Authoritarian parents say, “Do it my way, or else!”

Authoritative parents say, “I’d like to have you do it this way because . . .”

But permissive parents tell their little lastborn, “Ahh, you do it your way, you cute little guy.”

Getting Away with Murder

Why is it that parents can run a pretty tight ship with their older kids, but the lastborn seems to have some mysterious power that lets him get away with murder? I’m not sure there is a definitive answer. Maybe the parents get tired, or maybe they get careless because now they think they “know the ropes” and can loosen up. Whatever it is, parents often look the other way when the lastborn skips chores and drives his older brothers and sisters crazy with pestering, or what I call “setups.” (The setup is a particular skill of the lastborn and involves bugging an older sibling until he or she lashes out in anger, at which point the baby of the family runs screaming to Mommy for protection.)

The real enemy is not that cute little buzzard who marks the end of the family line. The real culprit parents have to battle is well known to Pogo fans, who have met the enemy and realize “he is us.”

I was an expert in setting up my big brother, Jack, whom I loved to call “God” because he was so big, strong, and superior to me, the little Cub of the family.
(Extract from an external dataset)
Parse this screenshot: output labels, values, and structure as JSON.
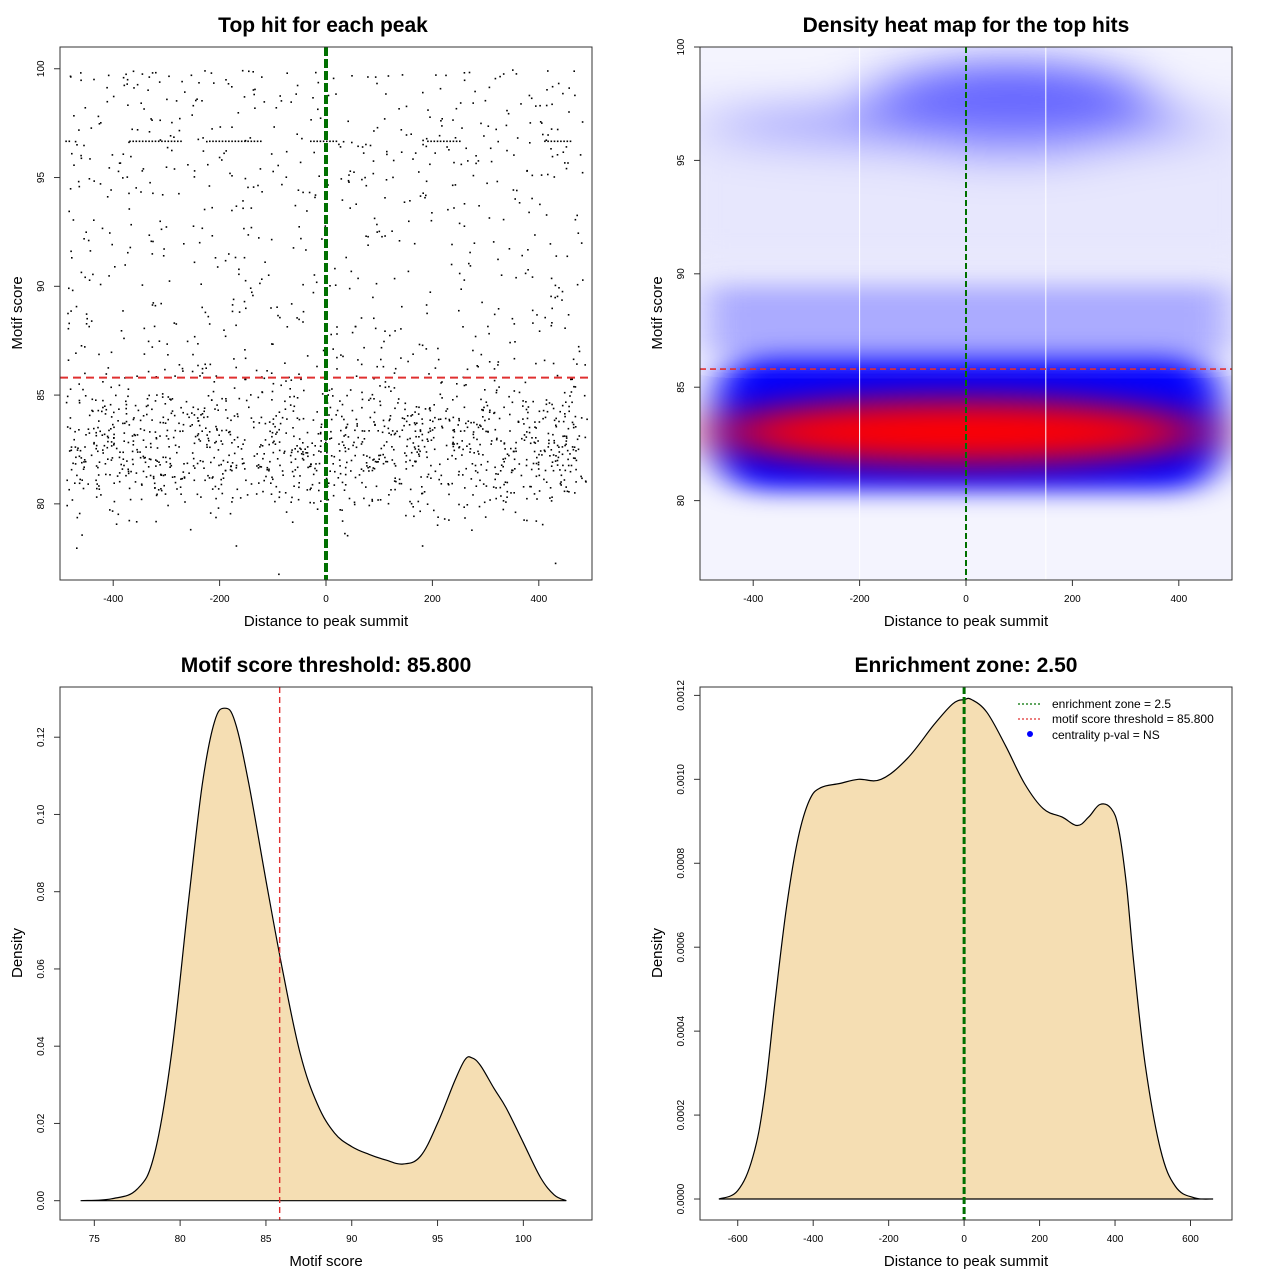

When I heard him come home from school, I’d say within his hearing (but not necessarily my mother’s), “God’s home!”

Jack didn’t appreciate being called “God,” and he would often belt me one. Then I’d run to Mom, who always took my side, and Jack would wind up in trouble. If he belted me extra hard, he might wind up in trouble with my dad when he got home.

Recently Charles Swindoll, whose books have sold in the gazillions, shared with me on a radio show his own birth order adventures. As the baby of the family with an older brother and sister, he often felt put-upon and put down. “I usually called my older brother ‘Hitler,’” he confided.
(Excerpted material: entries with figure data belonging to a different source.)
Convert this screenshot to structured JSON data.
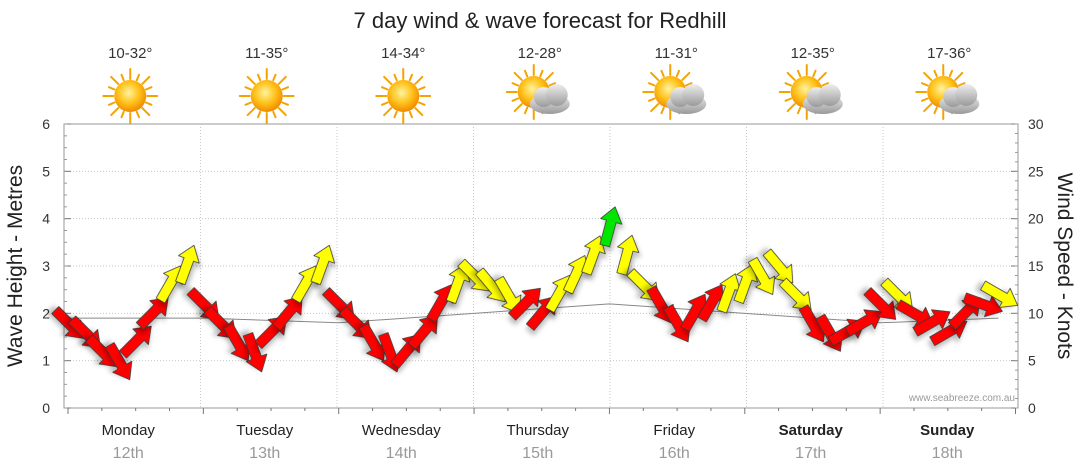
{
  "chart_data": {
    "type": "line",
    "title": "7 day wind & wave forecast for Redhill",
    "ylabel": "Wave Height - Metres",
    "y2label": "Wind Speed - Knots",
    "ylim": [
      0,
      6
    ],
    "y2lim": [
      0,
      30
    ],
    "yticks": [
      "0",
      "1",
      "2",
      "3",
      "4",
      "5",
      "6"
    ],
    "y2ticks": [
      "0",
      "5",
      "10",
      "15",
      "20",
      "25",
      "30"
    ],
    "credit": "www.seabreeze.com.au",
    "weather": [
      {
        "temp": "10-32°",
        "icon": "sunny-icon"
      },
      {
        "temp": "11-35°",
        "icon": "sunny-icon"
      },
      {
        "temp": "14-34°",
        "icon": "sunny-icon"
      },
      {
        "temp": "12-28°",
        "icon": "partly-cloudy-icon"
      },
      {
        "temp": "11-31°",
        "icon": "partly-cloudy-icon"
      },
      {
        "temp": "12-35°",
        "icon": "partly-cloudy-icon"
      },
      {
        "temp": "17-36°",
        "icon": "partly-cloudy-icon"
      }
    ],
    "days": [
      {
        "name": "Monday",
        "date": "12th",
        "bold": false
      },
      {
        "name": "Tuesday",
        "date": "13th",
        "bold": false
      },
      {
        "name": "Wednesday",
        "date": "14th",
        "bold": false
      },
      {
        "name": "Thursday",
        "date": "15th",
        "bold": false
      },
      {
        "name": "Friday",
        "date": "16th",
        "bold": false
      },
      {
        "name": "Saturday",
        "date": "17th",
        "bold": true
      },
      {
        "name": "Sunday",
        "date": "18th",
        "bold": true
      }
    ],
    "colors": {
      "light": "#ff0000",
      "moderate": "#ffff00",
      "strong": "#00e600"
    },
    "series": [
      {
        "name": "Wind Speed",
        "unit": "knots",
        "x_hours": [
          0,
          3,
          6,
          9,
          12,
          15,
          18,
          21,
          24,
          27,
          30,
          33,
          36,
          39,
          42,
          45,
          48,
          51,
          54,
          57,
          60,
          63,
          66,
          69,
          72,
          75,
          78,
          81,
          84,
          87,
          90,
          93,
          96,
          99,
          102,
          105,
          108,
          111,
          114,
          117,
          120,
          123,
          126,
          129,
          132,
          135,
          138,
          141,
          144,
          147,
          150,
          153,
          156,
          159,
          162,
          165
        ],
        "values": [
          9,
          8,
          6,
          5,
          7,
          10,
          13,
          15,
          11,
          9,
          7,
          6,
          8,
          10,
          13,
          15,
          11,
          9,
          7,
          6,
          6,
          8,
          11,
          13,
          14,
          13,
          12,
          11,
          10,
          12,
          14,
          16,
          19,
          16,
          13,
          11,
          9,
          10,
          11,
          12,
          13,
          14,
          15,
          12,
          9,
          8,
          8,
          9,
          11,
          12,
          10,
          9,
          8,
          10,
          11,
          12
        ],
        "dir_deg": [
          135,
          135,
          135,
          150,
          45,
          45,
          30,
          20,
          135,
          135,
          150,
          160,
          45,
          40,
          30,
          20,
          135,
          135,
          150,
          160,
          40,
          40,
          30,
          20,
          135,
          140,
          150,
          45,
          40,
          30,
          25,
          20,
          15,
          15,
          135,
          150,
          150,
          30,
          30,
          20,
          20,
          150,
          140,
          135,
          150,
          150,
          60,
          60,
          135,
          135,
          120,
          60,
          60,
          45,
          110,
          120
        ]
      },
      {
        "name": "Wave Height",
        "unit": "m",
        "x_hours": [
          0,
          24,
          48,
          72,
          96,
          120,
          144,
          165
        ],
        "values": [
          1.9,
          1.9,
          1.8,
          2.0,
          2.2,
          2.0,
          1.8,
          1.9
        ]
      }
    ]
  }
}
“Is that right?” I said. “Perhaps he knew my older brother, ‘God.’”

For a second or two, one of America’s great spiritual leaders looked at me in what seemed to be shock, and then we both burst into hearty laughter. Two babies of the family had found a common bond—memories of a big brother who made life a little miserable at times.
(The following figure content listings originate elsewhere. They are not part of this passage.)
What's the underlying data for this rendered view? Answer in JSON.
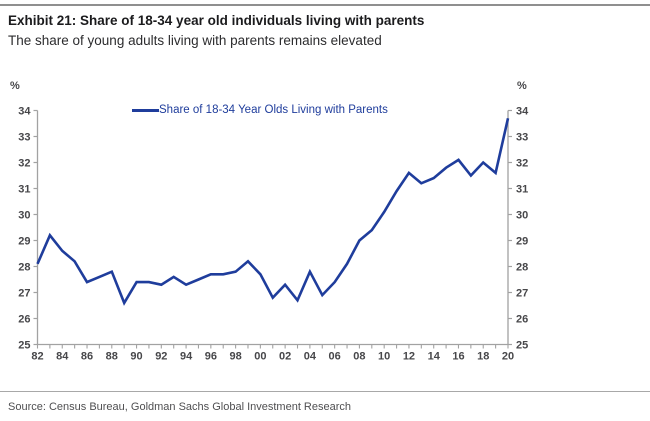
{
  "header": {
    "title": "Exhibit 21: Share of 18-34 year old individuals living with parents",
    "subtitle": "The share of young adults living with parents remains elevated"
  },
  "source_note": "Source: Census Bureau, Goldman Sachs Global Investment Research",
  "chart_data": {
    "type": "line",
    "title": "",
    "xlabel": "",
    "ylabel": "%",
    "unit_label": "%",
    "legend_position": "top-center",
    "grid": false,
    "ylim": [
      25,
      34
    ],
    "ytick_step": 1,
    "xtick_label_every": 2,
    "axis_color": "#a2a2a2",
    "tick_label_color": "#47474a",
    "x": [
      1982,
      1983,
      1984,
      1985,
      1986,
      1987,
      1988,
      1989,
      1990,
      1991,
      1992,
      1993,
      1994,
      1995,
      1996,
      1997,
      1998,
      1999,
      2000,
      2001,
      2002,
      2003,
      2004,
      2005,
      2006,
      2007,
      2008,
      2009,
      2010,
      2011,
      2012,
      2013,
      2014,
      2015,
      2016,
      2017,
      2018,
      2019,
      2020
    ],
    "series": [
      {
        "name": "Share of 18-34 Year Olds Living with Parents",
        "color": "#1f3d9c",
        "values": [
          28.1,
          29.2,
          28.6,
          28.2,
          27.4,
          27.6,
          27.8,
          26.6,
          27.4,
          27.4,
          27.3,
          27.6,
          27.3,
          27.5,
          27.7,
          27.7,
          27.8,
          28.2,
          27.7,
          26.8,
          27.3,
          26.7,
          27.8,
          26.9,
          27.4,
          28.1,
          29.0,
          29.4,
          30.1,
          30.9,
          31.6,
          31.2,
          31.4,
          31.8,
          32.1,
          31.5,
          32.0,
          31.6,
          33.7
        ]
      }
    ]
  }
}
If lastborns aren’t getting away with murder, they are at least trying to manipulate, clown, or entertain, and they’re often likely to be found disturbing someone’s peace.

Calling my older brother by the unlikely name of “God” to set him up was just one way I got away with murder. There were many others. If lastborns aren’t getting away with murder, they are at least trying to manipulate, clown, or entertain, and they’re often likely to be found disturbing someone’s peace.

Now I realize that not all parents fall for the lastborn’s charms and antics. Not all lastborns get away with murder. Nonetheless, many of them still are able to manipulate parents with that famous line: “Mommy, I can’t do it!” A plaintive cry for help is a great tool lastborns use to get parents (as well as older siblings) to snowplow the roads of life for them.

Babies are particularly adept at getting help with school-work. I have counseled several children whose seeming help-lessness turned their homes into a tutoring establishment right after dishes were done each evening. It’s one thing to encourage children with their homework and get them started; it’s another to do it for them. A lot of parents get suckered into doing the child’s work, all the while believing they are helping the child. Of course, they are only hindering the child because it prohibits him from learning to do his own thinking.